Make the structural changes needed for the Future of Work
Everyday processes need to reflect the highly distributed workforce that has become commonplace. Look for practices that get in the way of working this way efficiently and fix them. Some examples:
- Avoid making decisions with people who happen to be in the office on a particular day. People who are not in the office will feel left out and eventually tune out. It is difficult to control what people talk about, so ensure that these decisions are tentative until they are confirmed in a meeting where everyone who needs to be involved is present.
- Provide an online component to every meeting, even if it looks like everyone will probably attend in person. If someone needs to participate from home, they should not feel like they are causing a problem.
- Try to align schedules so that occasionally a large part of the team is in one place at a particular time.

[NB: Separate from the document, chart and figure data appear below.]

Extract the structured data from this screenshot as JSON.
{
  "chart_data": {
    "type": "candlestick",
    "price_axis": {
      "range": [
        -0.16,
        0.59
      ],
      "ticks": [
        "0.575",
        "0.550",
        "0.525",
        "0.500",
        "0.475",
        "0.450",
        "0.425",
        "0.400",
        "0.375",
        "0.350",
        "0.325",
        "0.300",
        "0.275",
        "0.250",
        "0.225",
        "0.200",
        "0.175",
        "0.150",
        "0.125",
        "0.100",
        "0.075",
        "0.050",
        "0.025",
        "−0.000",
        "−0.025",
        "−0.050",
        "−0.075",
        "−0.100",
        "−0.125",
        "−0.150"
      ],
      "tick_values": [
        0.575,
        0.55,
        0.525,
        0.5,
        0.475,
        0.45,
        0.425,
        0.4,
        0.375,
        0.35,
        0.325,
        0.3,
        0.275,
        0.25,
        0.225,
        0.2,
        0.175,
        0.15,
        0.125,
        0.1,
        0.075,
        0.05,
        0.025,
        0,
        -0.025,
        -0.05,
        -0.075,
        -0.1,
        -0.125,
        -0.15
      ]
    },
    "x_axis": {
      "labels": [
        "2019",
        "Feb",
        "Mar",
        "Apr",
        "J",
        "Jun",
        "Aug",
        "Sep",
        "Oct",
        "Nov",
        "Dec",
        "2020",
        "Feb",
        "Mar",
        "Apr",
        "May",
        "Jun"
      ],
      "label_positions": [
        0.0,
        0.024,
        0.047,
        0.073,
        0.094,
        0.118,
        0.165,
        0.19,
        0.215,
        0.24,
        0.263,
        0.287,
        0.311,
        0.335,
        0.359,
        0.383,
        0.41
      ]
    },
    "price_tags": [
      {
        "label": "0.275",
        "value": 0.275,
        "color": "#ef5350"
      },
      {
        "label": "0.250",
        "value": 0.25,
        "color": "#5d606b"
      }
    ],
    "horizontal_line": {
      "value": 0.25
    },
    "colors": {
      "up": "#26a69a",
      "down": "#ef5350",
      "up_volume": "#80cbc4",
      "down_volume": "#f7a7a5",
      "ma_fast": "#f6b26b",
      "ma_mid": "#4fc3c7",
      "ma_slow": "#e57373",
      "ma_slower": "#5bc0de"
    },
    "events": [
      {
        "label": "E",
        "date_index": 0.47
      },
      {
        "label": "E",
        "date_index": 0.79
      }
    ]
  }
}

- Agree on the tools to use at the beginning of a project. It is very frustrating when half the team uses Google Drive, others use Microsoft OneDrive and someone else is walking around with a USB thumb drive.
Build company culture to meet the new collective
Proximity sustains company cultures, both the good and the bad ones. While the culture flows from the top – i.e., look at the company’s culture and you can tell what kind of person the CEO is – its perpetuation is fostered through bringing people closer together, such as in office spaces. Flexible working models disrupt the common identity that surroundings and collective attitudes. reinforce. Teams tend to create stronger bonds among fewer individuals in the virtual world, weakening the larger corporate identity.
To influence and drive corporate culture and ideals, managers need to meet employees where they are. This requires a combination of tactical (bringing the corporate identity to the home office) and strategic (communications and awareness programs) activities. One significant drawback of remote work is less sense of belonging. Leadership, managers, HR and team leads are critical to propagating cultural ideals and norms.